Novel human pro-apoptotic transmembrane proteins targeting the mitochondrial network – MITOMORT

MITOMORT is a basic science project focusing on the role of an endogenous interferon induced gene (ISG) encoding a small protein that targets the mitochondria leading to cell death. The title is a play on mitochondrion and the French word for death, mort. APOBEC3A is an ISG gene encoding a cytidine deaminase that is able to edit C residues in chromosomal DNA. The attack rate can be so high that it causes extensive double stranded breaks and apoptosis. This is referred to as hypermutation. Lower levels of mutation, hypomutation, occur and are associated with oncogenesis.

The Molecular Retrovirology Unit at the Pasteur Institute was the first to show that the APOBEC3A enzyme could attack chromosomal DNA. We noted that the initiation codons (AUG) of the two APOBEC3A isoforms used the “adequate” context according to the terminology of Marylin Kozak. Accordingly, we can expect that only 30-40% of ribosomes will settle on these sites, the remainder will continue to scan the mRNA. We asked the question, where will they settle? The next AUG downstream is in an “adequate” context while the following AUG is in a “strong” context. It turns out that initiation at these two sites produce two small proteins isoforms termes A3Ap3 and A3Ap4 (10.5 kDa and 8.6 kDa) that are in the same reading frame but overlapping that of APOBEC3A. They encode transmembrane spanning proteins that target the mitochondrion resulting in apoptosis.

We apparently have a unique situation where two pro-apoptotic proteins, APOBEC3A targeting the archive, the genome, and A3Ap3/A3Ap4 targeting the powerhouse, the mitochondrion, are encoded by a single gene – to date called APOBEC3A.

Research of A3Ap3/A3Ap4 apparently links apoptosis to the network of stress sensors that constitutes the interferon signalling pathway. It provides a link between the live cell and the death signal. Low levels of APOBEC3A will provide ongoing hypomutation and a weakening the mitochondrial network through sub-lethal doses of A3Ap3/A3Ap4. To compensate this the cell might slowly switch to ATP production via glycolysis as opposed to oxidative phosphorylation, or the Warburg effect.

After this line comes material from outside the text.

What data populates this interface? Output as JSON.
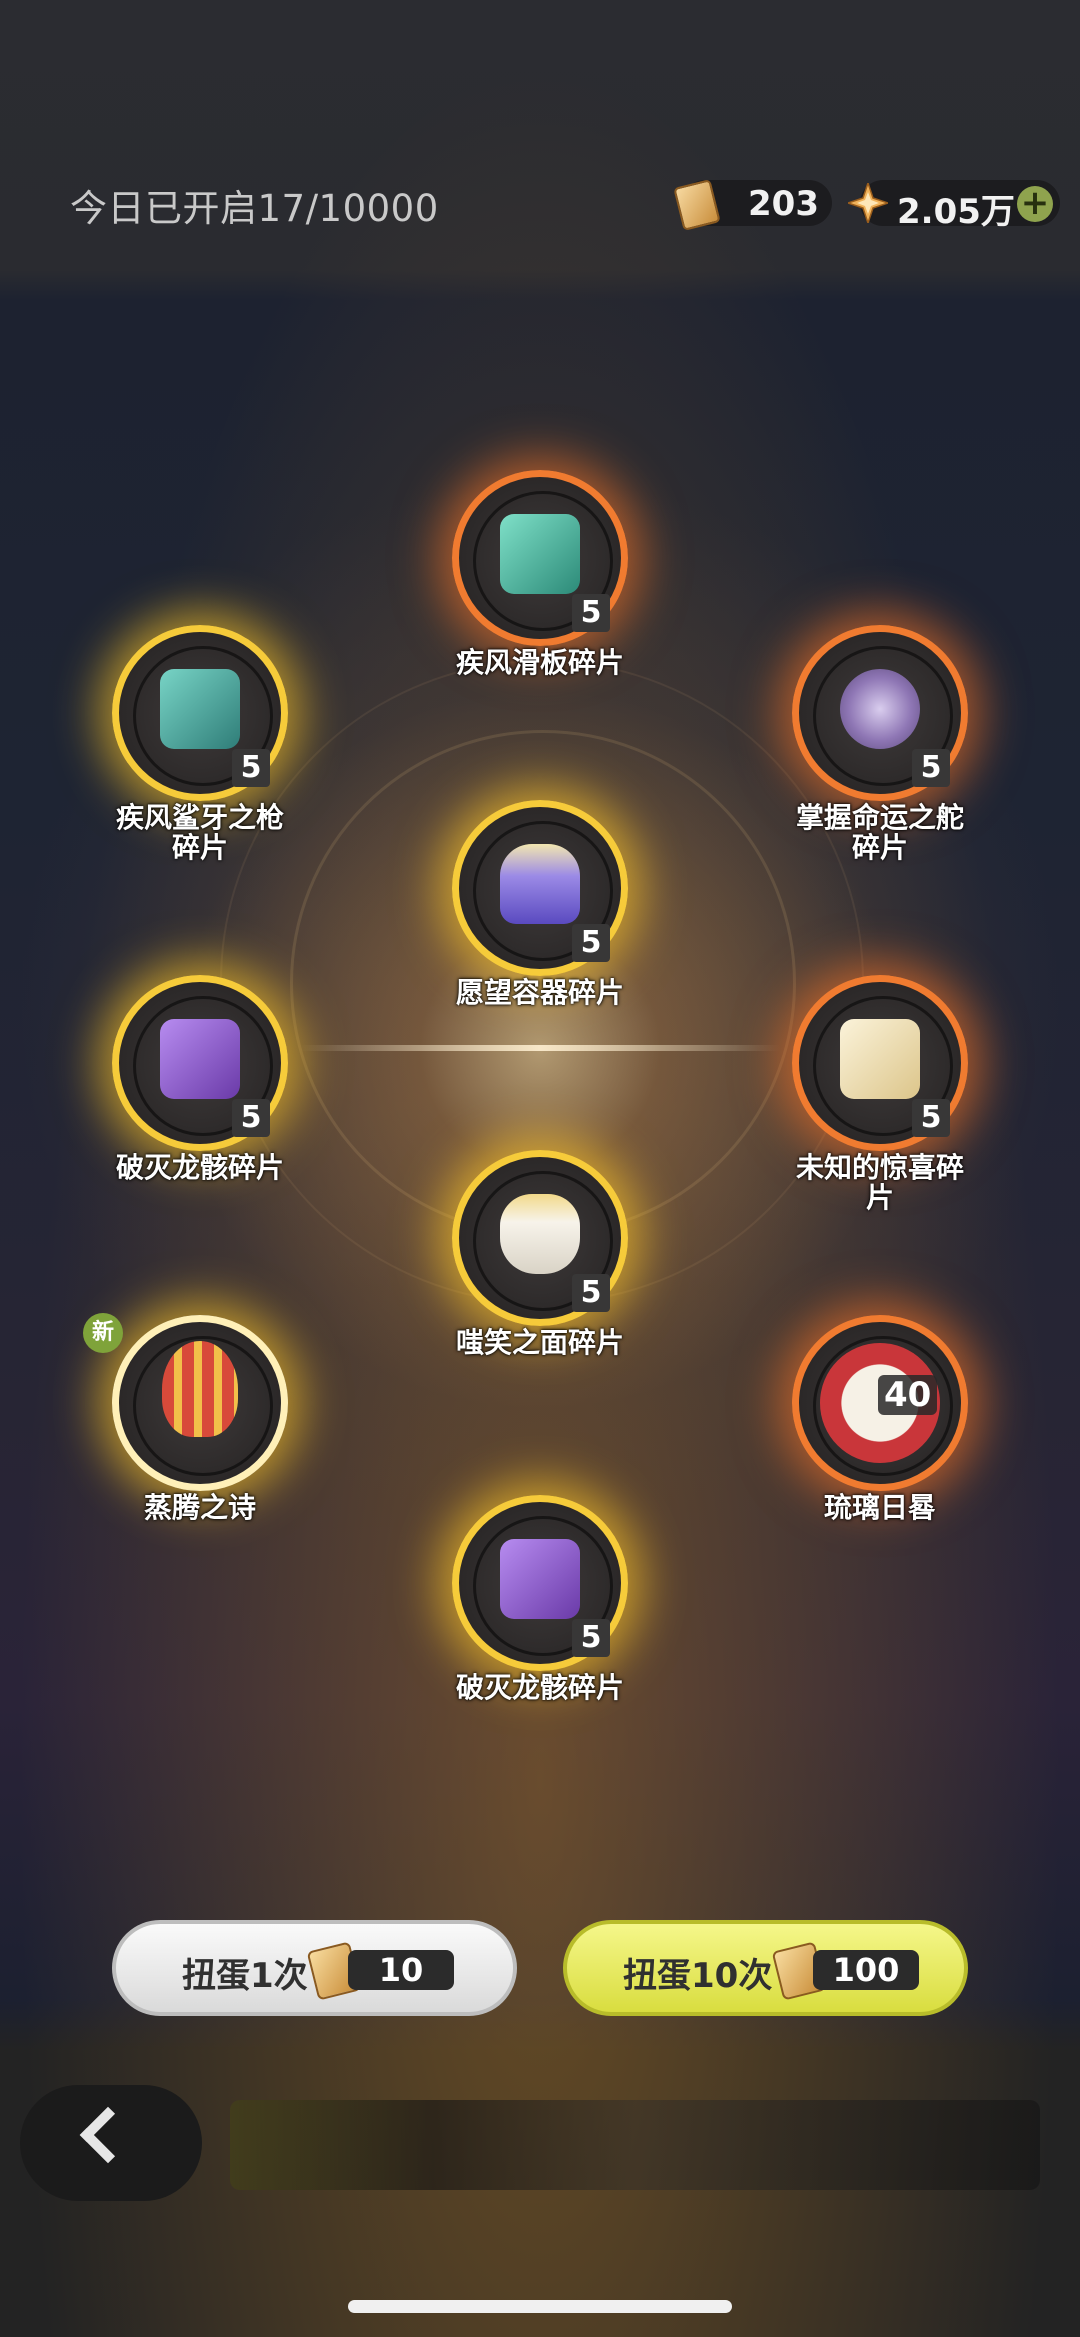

The project seeks to understand the mechanism and biology of this small endogenous pro-apoptotic protein - the singular is used because, so far, the two isoforms appear to have exactly the same function.

The MITOMORT team combines the technology to resolve many facets associated with A3Ap3/A3Ap4, notably electron microscopy, confocal imagery and video. As intracellular obligate parasites have to protect them from premature apoptosis it is possible that nature has already developed an antagonist. To explore this hypothesis the consortium includes a laboratory with considerable experience in finding protein interactors, screening of a library of viral orfs as well microbial anti-apoptotic proteins. It is likely that A3Ap3/A3Ap4 is regulated leading to a fine balance between life and death. This would extend considerably the subject and provide new leads.

The two Pasteur labs have collaborated in the past while the lab in Tours is already collaborating with the MRU on the mitochondrial localization of A3Ap3/A3Ap4. The lab at Maison-Alfort is an obvious collaborating lab and is well known to the MRU even though they have never collaborated directly before.

While MITOMORT is a basic research project, as it concerns apoptosis mediated by an endogenous ISG, we feel that the findings will appeal to a wide audience of cell biologists. It provides a link between inflammation and cell death and so there is the possibility of it shedding some light on some autoimmune diseases like systemic lupus erythematosus. As to patents and the like, it is a little premature to make any predictions.